Peeno notes that many of the job descriptions for claims reviewers at HMOs say, "Must be able to endure extreme stress."
DAMAGED CARE
In 2003, Dr. Peeno, who is the subject of the film Damaged Care (Showtime), was under court order to make known the source of her knowledge about the cost of a sculpture purchased by Humana, Inc., one of the nation’s largest publicly traded commercial health insurers at the time. By revealing her source under duress to meet the Thursday, May 22 deadline, she avoided contempt and imprisonment for up to six months. Although the cost of the sculpture was not relevant in the legal case in which Peeno was acting as an expert at the time, a lawyer who has worked for Humana used the power of the court to acquire information about Peeno’s knowledge of the accurate cost of a piece of sculpture. Humana was not even a party to the case.
As portrayed in Damaged Care, Peeno believed the sculpture cost about a half million dollars. After the movie aired, a Humana employee informed her that the actual cost was nearly four million dollars. Peeno’s source was Clarence Jones — the brother of Humana founder and Board Chair, David Jones. After Clarence Jones revealed the cost of the sculpture in a phone call, Peeno found a document in her mail box the next morning detailing costs of some Humana art, including the sculpture in question. Since, she has infrequently written about the need to bring back Do No Harm Ethics into medicine. She is currently a mother, grandmother and university professor specializing in teaching Do No Harm Ethics to medical students and Masters of Business Administration (MBA) students in the United States.

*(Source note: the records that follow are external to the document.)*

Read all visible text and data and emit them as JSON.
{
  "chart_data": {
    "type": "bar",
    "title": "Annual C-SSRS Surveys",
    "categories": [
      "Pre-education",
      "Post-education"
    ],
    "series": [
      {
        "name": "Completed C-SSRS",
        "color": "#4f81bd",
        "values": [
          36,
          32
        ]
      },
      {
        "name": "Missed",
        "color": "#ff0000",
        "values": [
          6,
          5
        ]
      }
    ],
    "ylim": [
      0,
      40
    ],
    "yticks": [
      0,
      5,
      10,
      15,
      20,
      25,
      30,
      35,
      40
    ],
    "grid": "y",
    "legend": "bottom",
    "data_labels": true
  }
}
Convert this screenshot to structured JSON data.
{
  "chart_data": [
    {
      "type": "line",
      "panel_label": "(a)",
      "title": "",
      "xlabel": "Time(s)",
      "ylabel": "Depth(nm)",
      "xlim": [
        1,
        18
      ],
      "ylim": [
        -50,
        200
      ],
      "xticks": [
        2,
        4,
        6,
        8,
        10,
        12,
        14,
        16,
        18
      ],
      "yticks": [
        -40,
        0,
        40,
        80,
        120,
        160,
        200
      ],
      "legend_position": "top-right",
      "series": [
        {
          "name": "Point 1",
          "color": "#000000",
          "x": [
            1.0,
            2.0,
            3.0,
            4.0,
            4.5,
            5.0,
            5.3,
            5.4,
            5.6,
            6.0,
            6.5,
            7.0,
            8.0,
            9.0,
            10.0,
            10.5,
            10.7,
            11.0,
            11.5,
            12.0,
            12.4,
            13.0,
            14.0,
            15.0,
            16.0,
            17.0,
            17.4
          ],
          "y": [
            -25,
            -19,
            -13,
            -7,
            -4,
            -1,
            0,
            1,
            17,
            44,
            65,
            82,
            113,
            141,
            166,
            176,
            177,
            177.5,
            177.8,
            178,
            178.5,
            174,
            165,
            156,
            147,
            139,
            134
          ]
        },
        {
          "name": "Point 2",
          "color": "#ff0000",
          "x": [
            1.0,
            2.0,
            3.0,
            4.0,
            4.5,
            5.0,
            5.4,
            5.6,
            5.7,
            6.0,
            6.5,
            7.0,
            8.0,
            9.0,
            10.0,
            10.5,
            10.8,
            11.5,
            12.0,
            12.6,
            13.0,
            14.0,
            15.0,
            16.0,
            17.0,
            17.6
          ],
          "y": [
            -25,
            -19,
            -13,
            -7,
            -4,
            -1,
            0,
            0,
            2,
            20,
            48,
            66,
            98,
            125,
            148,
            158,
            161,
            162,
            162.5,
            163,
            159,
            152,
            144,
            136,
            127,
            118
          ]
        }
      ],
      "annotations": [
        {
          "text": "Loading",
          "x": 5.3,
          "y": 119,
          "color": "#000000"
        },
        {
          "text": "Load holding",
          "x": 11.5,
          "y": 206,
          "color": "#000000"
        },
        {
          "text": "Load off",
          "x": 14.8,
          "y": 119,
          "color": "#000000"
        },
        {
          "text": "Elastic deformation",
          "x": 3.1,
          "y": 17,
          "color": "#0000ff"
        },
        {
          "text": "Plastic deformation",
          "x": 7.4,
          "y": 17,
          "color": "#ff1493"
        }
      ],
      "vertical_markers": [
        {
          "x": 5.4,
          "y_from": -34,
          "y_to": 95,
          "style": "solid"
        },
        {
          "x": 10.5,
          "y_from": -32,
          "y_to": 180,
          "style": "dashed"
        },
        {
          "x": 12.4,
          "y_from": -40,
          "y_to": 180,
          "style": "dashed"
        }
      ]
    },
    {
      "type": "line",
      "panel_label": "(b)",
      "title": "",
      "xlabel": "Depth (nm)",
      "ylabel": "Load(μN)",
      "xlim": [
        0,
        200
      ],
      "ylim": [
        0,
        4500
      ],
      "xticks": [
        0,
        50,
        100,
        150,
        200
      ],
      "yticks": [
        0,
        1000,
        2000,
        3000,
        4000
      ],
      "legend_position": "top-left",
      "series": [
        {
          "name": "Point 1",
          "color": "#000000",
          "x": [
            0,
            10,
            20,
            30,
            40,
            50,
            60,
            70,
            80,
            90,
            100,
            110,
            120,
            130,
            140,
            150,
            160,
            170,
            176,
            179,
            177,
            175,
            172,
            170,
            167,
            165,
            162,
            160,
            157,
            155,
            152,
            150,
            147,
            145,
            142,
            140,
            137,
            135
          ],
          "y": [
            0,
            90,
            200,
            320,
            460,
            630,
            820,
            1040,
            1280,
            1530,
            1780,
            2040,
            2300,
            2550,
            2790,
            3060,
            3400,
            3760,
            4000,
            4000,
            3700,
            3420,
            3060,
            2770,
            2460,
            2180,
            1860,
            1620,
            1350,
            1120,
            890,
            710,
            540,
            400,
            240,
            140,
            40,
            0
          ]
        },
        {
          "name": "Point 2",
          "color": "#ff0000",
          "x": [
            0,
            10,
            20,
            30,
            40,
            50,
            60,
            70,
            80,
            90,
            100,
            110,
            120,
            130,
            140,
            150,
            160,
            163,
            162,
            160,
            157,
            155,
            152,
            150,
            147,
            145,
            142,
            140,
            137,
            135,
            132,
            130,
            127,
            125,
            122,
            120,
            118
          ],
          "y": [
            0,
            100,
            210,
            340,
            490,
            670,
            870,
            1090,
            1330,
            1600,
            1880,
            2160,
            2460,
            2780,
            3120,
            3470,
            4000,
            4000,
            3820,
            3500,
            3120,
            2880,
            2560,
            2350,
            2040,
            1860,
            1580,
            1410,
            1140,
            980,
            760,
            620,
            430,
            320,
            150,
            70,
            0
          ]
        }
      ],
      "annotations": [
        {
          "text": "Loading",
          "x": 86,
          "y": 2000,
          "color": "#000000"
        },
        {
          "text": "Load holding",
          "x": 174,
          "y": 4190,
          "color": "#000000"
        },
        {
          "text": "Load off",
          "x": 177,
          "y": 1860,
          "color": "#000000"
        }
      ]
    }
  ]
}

UNITEDHEALTH GROUP UNDER CRIMINAL INVESTIGATION
Minnesota-based UnitedHealth Group is one of the ten largest companies in the world. The company, its CEO, CFO and executive board are now being investigated for White Collar Crime and fraud by several entities including the United States Department of Justice. Late this week, a bipartisan, multistate coalition of 22 attorneys general sent a letter to UnitedHealth Group CEO Andrew Witty urging the corporation to stop denying and delaying Emergency Payments to providers, pharmacies, and patients harmed by the recent catastrophic outage of Change Healthcare.
In 2023, UnitedHealth Group brought in $371.6 billion in revenue and $22.4 billion in profit. By comparison, it earned $20.1 billion in profit and $324.2 billion in revenue during 2022.